You feel more merciful just seeing her, don’t you? The Rosenbach’s Guanyin hails from Northern China (or Southern Manchuria)is a thousand years old, and lost her head at one point—as you see from the tastefully repaired scar at her throat. Guanyin is a bodhisattva, which my beginnerBuddhist mind understands as a being who has completed her cycles of reincarnation, but delays her blissful reunion with infinity to help the rest of us scale the heights of existence. We all know people who seem too wise and good to be mortal—Eleanor Roosevelt, Mr. Rogers, and Oprah spring to mind—so I can’t help but suspect that bodhisattvas walk among us.  

The tea Guanyin gives her name to, Iron Goddess of Mercy, is sweet and flavorful and has a silky texture. Because it’s an oolong, and doesn’t have as much caffeine as a black tea, and because I only find it seasonally, it’s been a while since I had Tieguanyin. On Saturday I went in search of a cup, and found it in Reading Terminal Market, at Tea Leaf. The staff made me a cup of Iron Goddess as good as the Tieguanyin I remember. Because there are multiple legends explaining how Iron Goddess of Mercy got its name, I asked the staff which they thought was most plausible.

They weren’t sure. But here’s what I’ve heard: Long ago, a poor laborer passed a rundown temple to Guanyin on his way home from work each day. Little by little the laborer cleaned and repaired it, and would conclude his visits by drinking a cup of tea before the iron statue of the bodhisattva. To thank him for tending her sanctuary, Guanyin inspired the laborer to explore behind her temple. There, he found a tea plant that yielded a particularly fine variety of tea—her gift to him, his friends, family, and neighbors.     

And me! The final leg in my journey to understand Guanyin led me to the Asian Art galleries of the Philadelphia Museum of Art, which has Guanyins of jade, bronze, stoneware, porcelain, willow, linden, and ink. My favorite was a male Guanyin.  Before her fame spread from India to China, Guanyin was known as a male deity by the name of Avalokiteshvara.

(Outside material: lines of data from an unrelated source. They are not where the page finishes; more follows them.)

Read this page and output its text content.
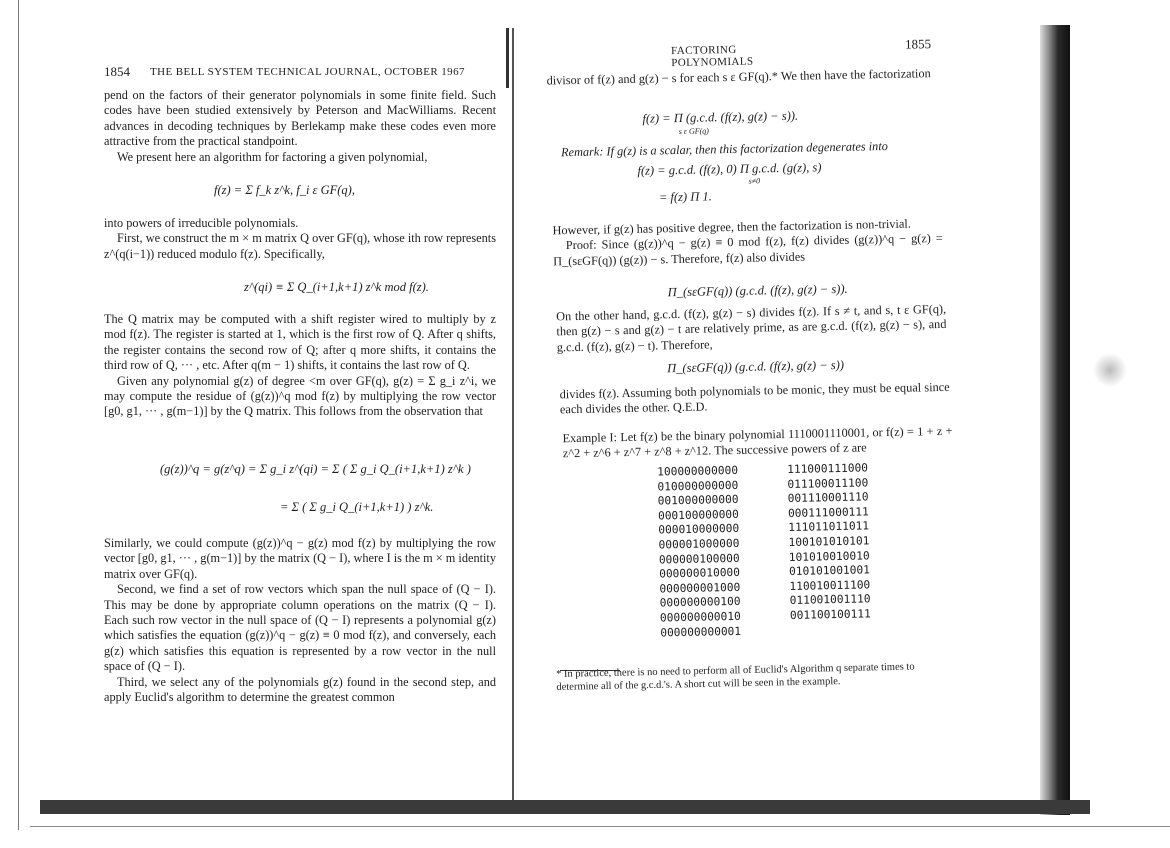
1854 THE BELL SYSTEM TECHNICAL JOURNAL, OCTOBER 1967

pend on the factors of their generator polynomials in some finite field. Such codes have been studied extensively by Peterson and MacWilliams. Recent advances in decoding techniques by Berlekamp make these codes even more attractive from the practical standpoint.

We present here an algorithm for factoring a given polynomial,

f(z) = Σ f_k z^k, f_i ε GF(q),

into powers of irreducible polynomials.

First, we construct the m × m matrix Q over GF(q), whose ith row represents z^(q(i−1)) reduced modulo f(z). Specifically,

z^(qi) ≡ Σ Q_(i+1,k+1) z^k mod f(z).

The Q matrix may be computed with a shift register wired to multiply by z mod f(z). The register is started at 1, which is the first row of Q. After q shifts, the register contains the second row of Q; after q more shifts, it contains the third row of Q, ··· , etc. After q(m − 1) shifts, it contains the last row of Q.

Given any polynomial g(z) of degree <m over GF(q), g(z) = Σ g_i z^i, we may compute the residue of (g(z))^q mod f(z) by multiplying the row vector [g0, g1, ··· , g(m−1)] by the Q matrix. This follows from the observation that

(g(z))^q = g(z^q) = Σ g_i z^(qi) = Σ ( Σ g_i Q_(i+1,k+1) z^k )
= Σ ( Σ g_i Q_(i+1,k+1) ) z^k.

Similarly, we could compute (g(z))^q − g(z) mod f(z) by multiplying the row vector [g0, g1, ··· , g(m−1)] by the matrix (Q − I), where I is the m × m identity matrix over GF(q).

Second, we find a set of row vectors which span the null space of (Q − I). This may be done by appropriate column operations on the matrix (Q − I). Each such row vector in the null space of (Q − I) represents a polynomial g(z) which satisfies the equation (g(z))^q − g(z) ≡ 0 mod f(z), and conversely, each g(z) which satisfies this equation is represented by a row vector in the null space of (Q − I).

Third, we select any of the polynomials g(z) found in the second step, and apply Euclid's algorithm to determine the greatest common

FACTORING POLYNOMIALS
1855

divisor of f(z) and g(z) − s for each s ε GF(q).* We then have the factorization

f(z) = Π (g.c.d. (f(z), g(z) − s)).
s ε GF(q)
Remark: If g(z) is a scalar, then this factorization degenerates into
f(z) = g.c.d. (f(z), 0) Π g.c.d. (g(z), s)
s≠0
= f(z) Π 1.

However, if g(z) has positive degree, then the factorization is non-trivial.

Proof: Since (g(z))^q − g(z) ≡ 0 mod f(z), f(z) divides (g(z))^q − g(z) = Π_(sεGF(q)) (g(z)) − s. Therefore, f(z) also divides

Π_(sεGF(q)) (g.c.d. (f(z), g(z) − s)).

On the other hand, g.c.d. (f(z), g(z) − s) divides f(z). If s ≠ t, and s, t ε GF(q), then g(z) − s and g(z) − t are relatively prime, as are g.c.d. (f(z), g(z) − s), and g.c.d. (f(z), g(z) − t). Therefore,

Π_(sεGF(q)) (g.c.d. (f(z), g(z) − s))

divides f(z). Assuming both polynomials to be monic, they must be equal since each divides the other. Q.E.D.

Example I: Let f(z) be the binary polynomial 1110001110001, or f(z) = 1 + z + z^2 + z^6 + z^7 + z^8 + z^12. The successive powers of z are
100000000000
010000000000
001000000000
000100000000
000010000000
000001000000
000000100000
000000010000
000000001000
000000000100
000000000010
000000000001
111000111000
011100011100
001110001110
000111000111
111011011011
100101010101
101010010010
010101001001
110010011100
011001001110
001100100111
* In practice, there is no need to perform all of Euclid's Algorithm q separate times to determine all of the g.c.d.'s. A short cut will be seen in the example.
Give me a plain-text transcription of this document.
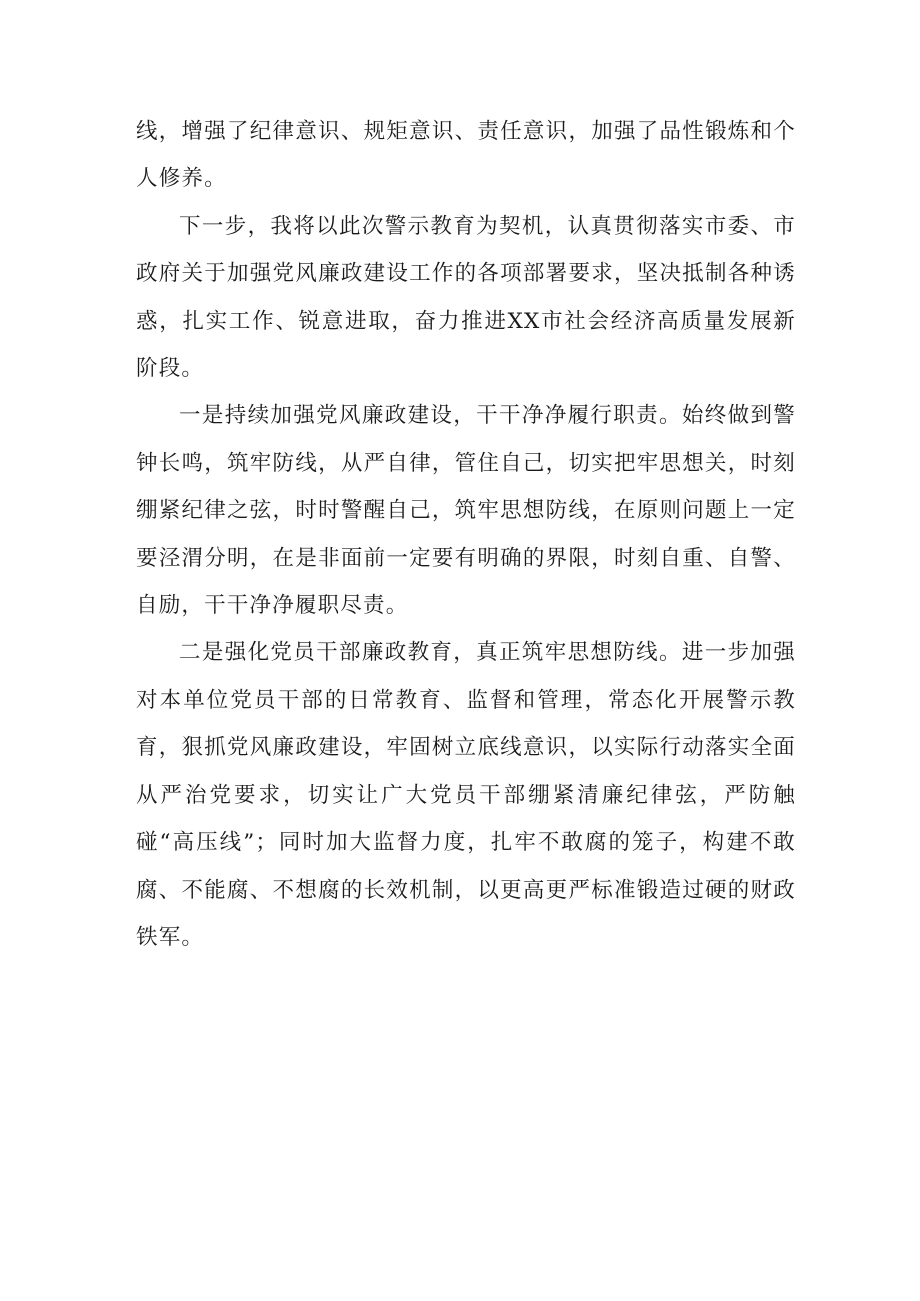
线，增强了纪律意识、规矩意识、责任意识，加强了品性锻炼和个人修养。

下一步，我将以此次警示教育为契机，认真贯彻落实市委、市政府关于加强党风廉政建设工作的各项部署要求，坚决抵制各种诱惑，扎实工作、锐意进取，奋力推进XX市社会经济高质量发展新阶段。

一是持续加强党风廉政建设，干干净净履行职责。始终做到警钟长鸣，筑牢防线，从严自律，管住自己，切实把牢思想关，时刻绷紧纪律之弦，时时警醒自己，筑牢思想防线，在原则问题上一定要泾渭分明，在是非面前一定要有明确的界限，时刻自重、自警、自励，干干净净履职尽责。

二是强化党员干部廉政教育，真正筑牢思想防线。进一步加强对本单位党员干部的日常教育、监督和管理，常态化开展警示教育，狠抓党风廉政建设，牢固树立底线意识，以实际行动落实全面从严治党要求，切实让广大党员干部绷紧清廉纪律弦，严防触碰“高压线”；同时加大监督力度，扎牢不敢腐的笼子，构建不敢腐、不能腐、不想腐的长效机制，以更高更严标准锻造过硬的财政铁军。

Like its variant Guanyin, the etymology of Avalokiteshvara’s name suggests that he tunes in to the cries of all who suffer, and looks out for them. The warmhearted and agreeably polymorphous nature of Guanyin/Avalokiteshvara makes her, among many other things, a fitting deity of tea. If you are interested in learning more about the history and lore of tea, a new Rosenbach exhibition, Off the Shelf… Game on! contains a case of objects for serving tea, and is open now.